La mujer lo siguió a la cocina y la examinó con atención. Al igual que el salón, era un poco antigua, pero estaba limpia.

– ¿Quién cocina?

– Mi padre -dijo Liam mientras ponía una buena cucharada de café instantáneo en una taza-. Le encanta cocinar. Y es muy bueno.

– ¿Y cuando está fuera pescando?

– Entonces nos cuida la señora Smalley. También cocina bien -contestó él, rezando por que la trabajadora social no insistiera en hablar con la señora Smalley, Aunque Seamus le pagaba un salario pequeño por hacer de canguro, no solía presentarse, Y cuando lo hacía, siempre estaba borradla. Conor le había dicho hacía mucho que no necesitaban su ayuda, aunque Seamus siguiera pagándole.

Cuando la tetera pitó, la quitó del fogón. Había visto a Conor preparar café cientos de veces, pues era lo que más bebían sus hermanos cuando tenían que quedarse estudiando hasta tarde.

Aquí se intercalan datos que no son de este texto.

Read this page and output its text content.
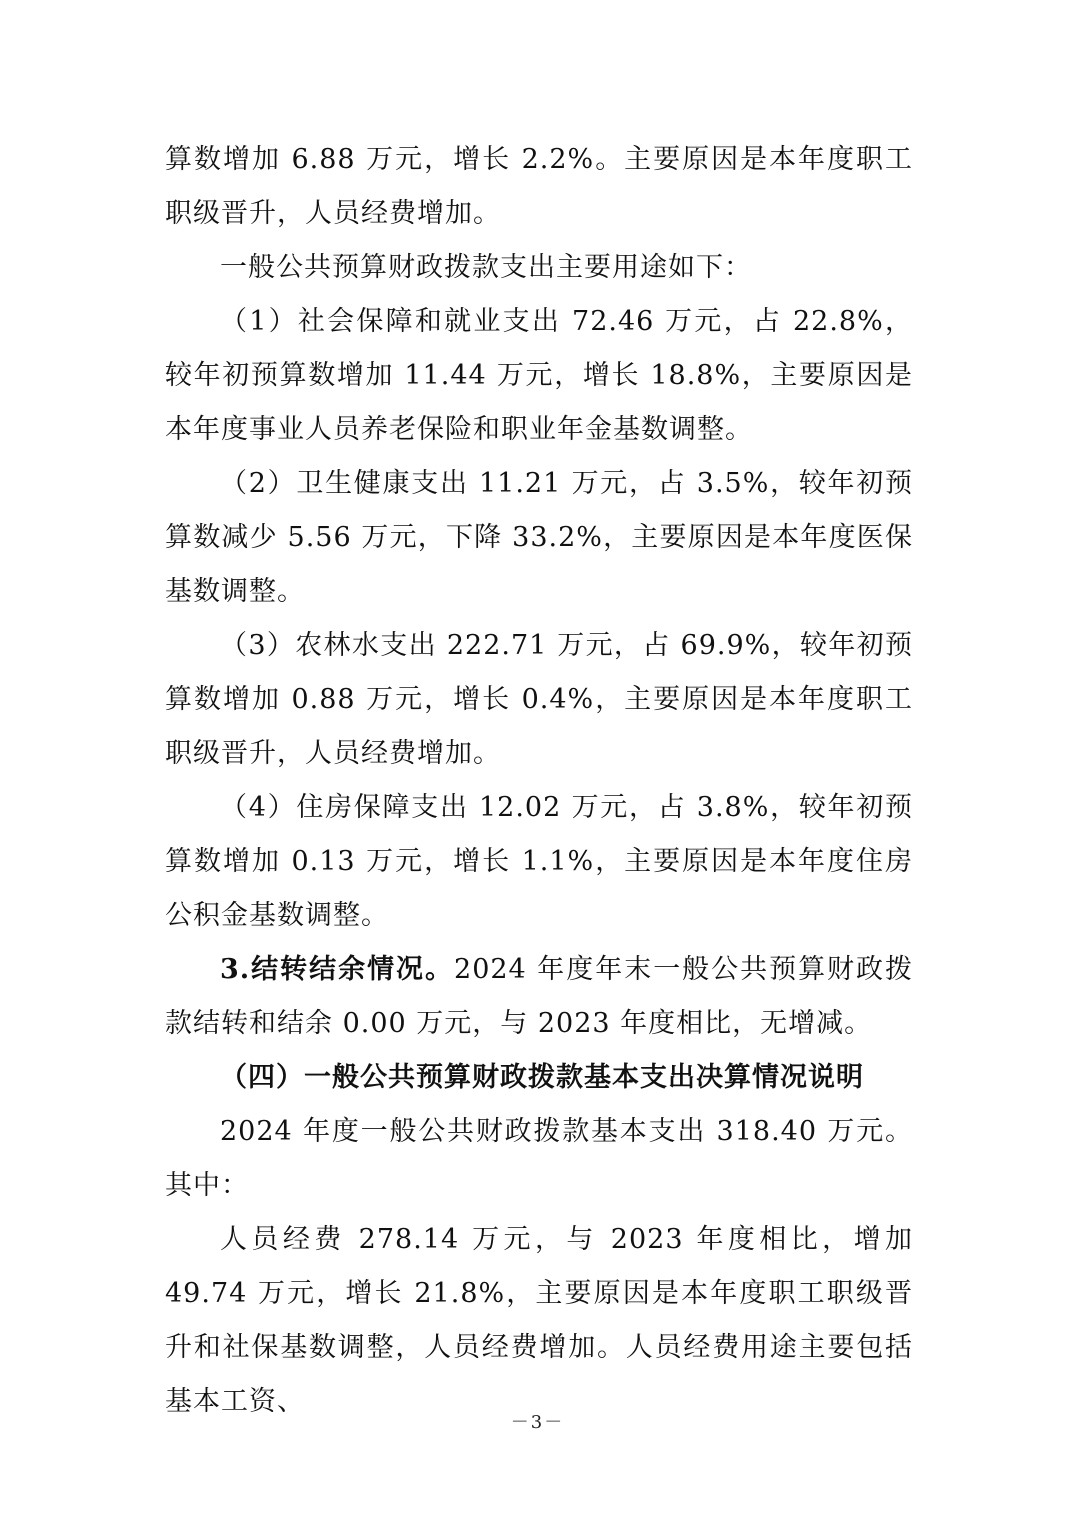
算数增加 6.88 万元，增长 2.2%。主要原因是本年度职工职级晋升，人员经费增加。

一般公共预算财政拨款支出主要用途如下：

（1）社会保障和就业支出 72.46 万元，占 22.8%，较年初预算数增加 11.44 万元，增长 18.8%，主要原因是本年度事业人员养老保险和职业年金基数调整。

（2）卫生健康支出 11.21 万元，占 3.5%，较年初预算数减少 5.56 万元，下降 33.2%，主要原因是本年度医保基数调整。

（3）农林水支出 222.71 万元，占 69.9%，较年初预算数增加 0.88 万元，增长 0.4%，主要原因是本年度职工职级晋升，人员经费增加。

（4）住房保障支出 12.02 万元，占 3.8%，较年初预算数增加 0.13 万元，增长 1.1%，主要原因是本年度住房公积金基数调整。

3.结转结余情况。2024 年度年末一般公共预算财政拨款结转和结余 0.00 万元，与 2023 年度相比，无增减。

（四）一般公共预算财政拨款基本支出决算情况说明

2024 年度一般公共财政拨款基本支出 318.40 万元。其中：

人员经费 278.14 万元，与 2023 年度相比，增加 49.74 万元，增长 21.8%，主要原因是本年度职工职级晋升和社保基数调整，人员经费增加。人员经费用途主要包括基本工资、

－3－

Agarró el bote del azúcar, echó otra cucharada en la taza y la llenó con agua caliente.

– ¿Leche? -le preguntó Liam.

– No, así está bien -la señora Witchell sonrió cuando el chico le entregó la taza. Dio un sorbo y puso una mueca-. Está muy bueno… En fin, tengo que ir yéndome. Tengo otra cita en media hora. No me queda más remedio que hablar con tu padre -añadió tras dejar la taza de café.

– Pero no está despierto -contestó él en tono implorante.

La mujer lo miró un buen rato. Luego suspiró.

– Está bien. ¿Por qué no me dejas que entre un momento en su cuarto, solo para asegurarme de que está en casa? Luego te dejo mi tarjeta y le dices que me llame cuando se despierte.

Liam esbozó una sonrisa radiante. La clase de sonrisa que parecía gustar a todas las chicas del colegio.

– De acuerdo -aceptó encantado-. Pero tiene que prometerme que no hará ruido.

Luego le agarró una mano y la guió hasta la habitación. Abrió la puerta, la dejó entrar. El bulto de la cama respiraba con ligeros ronquidos, imitación perfecta de los gemelos. Liam sacó a la trabajadora social de la habitación al segundo y volvió a cerrar la puerta.